# Pier/Surf combo



## Charlessyverson (Jan 29, 2013)

Is a surf rod "usable" on a pier? I am considering getting one of the 4 piece 10' St Croix travel surf rods with a Shimano Baitrunner or Penn Live Liner. Is this going to be too heavy for pier use? If I were to get a separate pier rod (ugly stik), what size reel would you recommend that would cover both applications?

Thank you again for all of the advice!


----------



## Pier#r (Oct 2, 2007)

You'd have to define "usable" as in how do intend to use it?
It'd work OK for a 'set rod', but from your reel quest it's likely to be unwieldy for king mackerel fishing. 
Besides a 4 piece rod (3 ferrules) doesn't sound suitable for the rigors of king fishing. 
As far as an Ugly Stik, you might like the BWD 2200 80
That's an 8 foot 2 piece rod rated ML 12#-30# line.
You could always buy one when you get here and sell it when you leave.

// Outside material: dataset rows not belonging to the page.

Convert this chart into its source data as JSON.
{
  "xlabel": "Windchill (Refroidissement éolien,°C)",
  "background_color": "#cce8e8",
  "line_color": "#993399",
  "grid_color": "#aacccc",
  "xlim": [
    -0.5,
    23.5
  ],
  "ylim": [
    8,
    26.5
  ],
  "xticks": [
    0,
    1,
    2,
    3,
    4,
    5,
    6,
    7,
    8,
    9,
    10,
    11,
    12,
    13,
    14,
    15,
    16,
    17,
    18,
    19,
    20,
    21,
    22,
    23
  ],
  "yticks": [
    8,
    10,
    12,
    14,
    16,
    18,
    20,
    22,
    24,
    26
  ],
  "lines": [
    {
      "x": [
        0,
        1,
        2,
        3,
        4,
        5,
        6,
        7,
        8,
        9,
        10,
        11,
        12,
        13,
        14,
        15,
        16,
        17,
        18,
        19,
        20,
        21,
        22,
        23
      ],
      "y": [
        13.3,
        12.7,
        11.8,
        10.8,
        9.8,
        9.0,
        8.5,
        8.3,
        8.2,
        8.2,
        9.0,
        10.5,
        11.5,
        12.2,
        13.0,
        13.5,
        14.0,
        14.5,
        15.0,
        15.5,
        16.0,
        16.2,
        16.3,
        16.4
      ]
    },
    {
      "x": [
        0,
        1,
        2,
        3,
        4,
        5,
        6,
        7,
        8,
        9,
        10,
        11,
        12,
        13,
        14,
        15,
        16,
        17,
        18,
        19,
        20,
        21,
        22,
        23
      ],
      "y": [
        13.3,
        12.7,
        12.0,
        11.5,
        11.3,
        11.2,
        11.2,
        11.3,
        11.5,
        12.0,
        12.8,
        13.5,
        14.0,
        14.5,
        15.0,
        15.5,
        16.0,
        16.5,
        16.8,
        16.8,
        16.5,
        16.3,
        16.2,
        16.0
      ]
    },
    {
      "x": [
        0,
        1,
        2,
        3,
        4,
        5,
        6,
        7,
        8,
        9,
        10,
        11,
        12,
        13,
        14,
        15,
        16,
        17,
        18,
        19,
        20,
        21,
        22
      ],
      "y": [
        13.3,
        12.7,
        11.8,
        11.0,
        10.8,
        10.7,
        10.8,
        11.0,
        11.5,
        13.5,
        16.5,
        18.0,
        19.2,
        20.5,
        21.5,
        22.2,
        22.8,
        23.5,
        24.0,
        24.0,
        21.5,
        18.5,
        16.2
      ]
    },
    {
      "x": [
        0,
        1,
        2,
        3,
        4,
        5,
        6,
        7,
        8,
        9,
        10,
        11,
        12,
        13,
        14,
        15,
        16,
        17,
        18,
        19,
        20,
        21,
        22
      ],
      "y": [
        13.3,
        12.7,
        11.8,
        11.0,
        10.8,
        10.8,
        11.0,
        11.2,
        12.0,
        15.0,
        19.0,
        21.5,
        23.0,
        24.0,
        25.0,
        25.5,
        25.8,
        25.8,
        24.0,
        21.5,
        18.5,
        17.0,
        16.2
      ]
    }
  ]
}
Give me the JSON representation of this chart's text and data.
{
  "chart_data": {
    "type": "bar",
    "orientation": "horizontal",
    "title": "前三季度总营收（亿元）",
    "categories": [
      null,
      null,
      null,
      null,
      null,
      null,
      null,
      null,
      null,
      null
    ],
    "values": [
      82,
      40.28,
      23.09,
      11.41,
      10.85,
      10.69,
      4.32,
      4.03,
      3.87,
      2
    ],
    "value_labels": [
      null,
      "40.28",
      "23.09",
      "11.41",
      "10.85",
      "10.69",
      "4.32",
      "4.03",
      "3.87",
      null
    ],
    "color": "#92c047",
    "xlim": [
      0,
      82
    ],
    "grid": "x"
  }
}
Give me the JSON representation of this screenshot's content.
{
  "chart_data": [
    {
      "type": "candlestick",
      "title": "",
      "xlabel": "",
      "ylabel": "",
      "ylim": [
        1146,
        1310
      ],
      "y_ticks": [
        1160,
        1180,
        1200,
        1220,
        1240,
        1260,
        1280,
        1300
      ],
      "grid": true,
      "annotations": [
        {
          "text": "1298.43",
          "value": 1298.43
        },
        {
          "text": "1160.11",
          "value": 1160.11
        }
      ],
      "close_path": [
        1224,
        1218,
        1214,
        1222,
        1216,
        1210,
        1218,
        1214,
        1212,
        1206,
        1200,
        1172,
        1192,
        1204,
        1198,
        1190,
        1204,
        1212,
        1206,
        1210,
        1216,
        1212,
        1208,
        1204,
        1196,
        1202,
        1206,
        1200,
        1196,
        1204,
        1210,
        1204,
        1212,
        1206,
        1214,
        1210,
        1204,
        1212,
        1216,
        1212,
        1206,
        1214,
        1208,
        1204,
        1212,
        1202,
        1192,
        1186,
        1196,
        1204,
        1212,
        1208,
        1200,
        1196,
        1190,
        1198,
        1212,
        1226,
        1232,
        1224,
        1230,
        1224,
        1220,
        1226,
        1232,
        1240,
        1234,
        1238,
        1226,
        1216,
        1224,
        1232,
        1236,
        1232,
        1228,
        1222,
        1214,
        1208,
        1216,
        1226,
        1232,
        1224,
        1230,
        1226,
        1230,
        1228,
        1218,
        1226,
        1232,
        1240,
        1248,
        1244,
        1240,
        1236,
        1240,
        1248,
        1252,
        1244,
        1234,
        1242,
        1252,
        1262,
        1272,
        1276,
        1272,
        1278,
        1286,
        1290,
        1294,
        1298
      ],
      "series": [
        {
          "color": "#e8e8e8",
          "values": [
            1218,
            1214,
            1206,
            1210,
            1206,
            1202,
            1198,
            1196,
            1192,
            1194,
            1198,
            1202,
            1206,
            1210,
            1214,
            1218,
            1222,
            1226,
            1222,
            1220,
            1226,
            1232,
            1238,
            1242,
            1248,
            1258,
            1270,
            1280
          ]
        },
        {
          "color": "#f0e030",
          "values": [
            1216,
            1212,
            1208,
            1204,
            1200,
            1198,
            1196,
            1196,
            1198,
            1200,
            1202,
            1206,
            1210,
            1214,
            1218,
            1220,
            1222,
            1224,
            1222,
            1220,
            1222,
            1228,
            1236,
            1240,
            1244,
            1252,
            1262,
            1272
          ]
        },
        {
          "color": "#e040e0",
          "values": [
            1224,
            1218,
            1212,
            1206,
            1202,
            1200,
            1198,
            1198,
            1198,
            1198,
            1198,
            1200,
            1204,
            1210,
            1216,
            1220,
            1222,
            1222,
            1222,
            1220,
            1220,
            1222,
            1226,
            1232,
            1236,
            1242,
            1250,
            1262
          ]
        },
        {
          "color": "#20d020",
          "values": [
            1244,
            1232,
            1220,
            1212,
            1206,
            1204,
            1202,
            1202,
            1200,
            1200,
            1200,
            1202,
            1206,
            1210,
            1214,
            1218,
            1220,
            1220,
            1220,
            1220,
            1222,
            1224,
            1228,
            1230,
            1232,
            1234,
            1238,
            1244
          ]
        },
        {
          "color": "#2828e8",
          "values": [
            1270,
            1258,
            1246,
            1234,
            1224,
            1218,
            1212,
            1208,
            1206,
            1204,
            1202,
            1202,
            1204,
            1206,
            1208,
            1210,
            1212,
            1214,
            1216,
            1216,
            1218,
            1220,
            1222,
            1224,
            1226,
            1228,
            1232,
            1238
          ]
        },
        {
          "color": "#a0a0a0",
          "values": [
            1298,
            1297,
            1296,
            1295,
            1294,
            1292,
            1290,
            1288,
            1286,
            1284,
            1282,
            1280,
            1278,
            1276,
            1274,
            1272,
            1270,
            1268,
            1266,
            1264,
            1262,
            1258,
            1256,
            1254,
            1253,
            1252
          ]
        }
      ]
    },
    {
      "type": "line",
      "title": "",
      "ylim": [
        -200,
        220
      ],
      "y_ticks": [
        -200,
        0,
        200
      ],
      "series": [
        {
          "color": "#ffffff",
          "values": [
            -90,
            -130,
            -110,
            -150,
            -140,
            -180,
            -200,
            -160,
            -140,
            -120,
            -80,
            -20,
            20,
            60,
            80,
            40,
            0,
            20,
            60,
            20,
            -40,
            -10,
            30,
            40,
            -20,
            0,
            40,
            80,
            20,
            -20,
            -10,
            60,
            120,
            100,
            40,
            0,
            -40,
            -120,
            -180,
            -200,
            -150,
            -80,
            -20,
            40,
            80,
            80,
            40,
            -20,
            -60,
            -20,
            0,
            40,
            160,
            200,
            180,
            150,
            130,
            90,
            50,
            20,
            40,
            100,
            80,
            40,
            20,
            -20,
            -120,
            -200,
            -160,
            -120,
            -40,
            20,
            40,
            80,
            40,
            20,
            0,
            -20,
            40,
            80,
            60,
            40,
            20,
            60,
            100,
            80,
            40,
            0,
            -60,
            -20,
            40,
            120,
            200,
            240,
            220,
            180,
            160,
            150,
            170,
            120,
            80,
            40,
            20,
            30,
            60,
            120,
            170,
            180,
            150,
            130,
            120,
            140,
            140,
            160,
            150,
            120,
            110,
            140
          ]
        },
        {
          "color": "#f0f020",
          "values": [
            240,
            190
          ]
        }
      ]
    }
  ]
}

For the reel I would recommend the 6000 Penn Battle unless you are set on getting one with a 'bait runner' feature. 
A Shimano Baitrunner 6000D MIGHT get the job done (line capacity wise),
but the Penn 560 Live Liner has a little more line capacity.

That's my 2 cents worth and it won't cost you a penny ;-)
Good luck to ya!


----------